With the advent of multiple screens in a single theatre,
functionality became one of economics more individual
screens in a complex meant more people, hence more dollars.
For Houston, the change began in 1965, with General Cinemas
Cinema II Theatres at Gulfgate, Meyerland, and Northline.
Suddenly, patrons had a choice of features in the same building,
and took to the concept with enthusiasm.
This was followed by a trio of theatres constructed for
American Multi-Cinema (AMC):he Almeda 4 at Almeda Mall,
Northwest 4 at Northwest Mall, and Town & Country 6 at Town
& Country Village.
As the sixties progressed into the seventies and then
the eighties, theatres lost their glamour in favor of purpose
alone, with smaller auditoriums (some seating as few as
150 people) and minimal interior decor. At the same time,
the new constructions made it harder for the older neighborhood
theatres to remain in business. Many resorted to becoming
dollar houses in order to stay afloat.
By the middle eighties, Houston had reached an oversaturation
point in individual screens. Despite this, more theatres
were built, along with the number of auditoriums per theatre.

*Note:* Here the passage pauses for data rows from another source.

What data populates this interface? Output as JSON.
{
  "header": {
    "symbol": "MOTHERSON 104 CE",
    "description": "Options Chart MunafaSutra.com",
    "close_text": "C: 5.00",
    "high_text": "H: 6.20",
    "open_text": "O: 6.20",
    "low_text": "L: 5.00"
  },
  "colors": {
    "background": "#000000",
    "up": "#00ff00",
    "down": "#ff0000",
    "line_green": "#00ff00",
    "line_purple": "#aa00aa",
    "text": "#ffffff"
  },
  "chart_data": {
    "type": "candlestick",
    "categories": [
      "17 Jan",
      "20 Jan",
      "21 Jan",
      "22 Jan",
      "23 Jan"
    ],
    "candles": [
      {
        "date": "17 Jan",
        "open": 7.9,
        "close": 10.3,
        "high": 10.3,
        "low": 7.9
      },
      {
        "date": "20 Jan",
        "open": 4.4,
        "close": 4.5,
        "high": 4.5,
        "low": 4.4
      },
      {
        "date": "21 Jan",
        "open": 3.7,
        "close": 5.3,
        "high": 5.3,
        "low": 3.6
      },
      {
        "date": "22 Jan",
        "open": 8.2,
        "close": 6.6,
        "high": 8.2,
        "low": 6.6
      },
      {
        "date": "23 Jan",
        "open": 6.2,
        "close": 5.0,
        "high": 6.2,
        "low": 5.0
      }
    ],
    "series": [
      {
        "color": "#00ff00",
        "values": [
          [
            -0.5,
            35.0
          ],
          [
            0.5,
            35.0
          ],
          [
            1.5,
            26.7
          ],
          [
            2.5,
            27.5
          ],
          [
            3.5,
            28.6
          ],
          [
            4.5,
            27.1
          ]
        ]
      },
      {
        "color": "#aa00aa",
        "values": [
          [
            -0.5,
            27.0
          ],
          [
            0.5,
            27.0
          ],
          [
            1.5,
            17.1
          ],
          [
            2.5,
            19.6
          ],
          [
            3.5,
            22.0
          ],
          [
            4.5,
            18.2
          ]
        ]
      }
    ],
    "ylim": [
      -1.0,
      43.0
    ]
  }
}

The opulence of the early days was out, not only because
of simplicity of construction but economics as well. However,
audiences were becoming increasingly agitated at the shortcomings
of the multiplexes. While sound and picture quality had
reached new technological heights, sacrifices were made
in other areas, such as the state-of-the-art sound from
one theatre distracting patrons in the adjoining auditorium.
Ticket prices were higher and concessions cost more, while
the individual screens continued to shrink.
The change back to theatre opulence occurred first with
the Cineplex Odeon Spectrum 9, at 2660 Augusta, which opened
on June 24, 1988. Architecturally, the theatre tried to
recapture the dazzle of older cinemas, not by opulent flourishes,
but by grand scale and a multiple level lobby. Cineplex
Odeon followed this with the River Oaks Plaza Theatre, a
twelve-screen version of the Spectrum, located on West Gray
at Waugh Drive.
The defining moment for the multiple-screen theatre was
in 1996, with the introduction of stadium seating, beginning
with the Deerbrook 24 and Woodlands Tinseltown. Even the
Cineplex Odeon palaces were not able to survive this new
innovation. The number of screens continued to grow, reaching
its height in 1997, with the opening of the AMC Studio 30.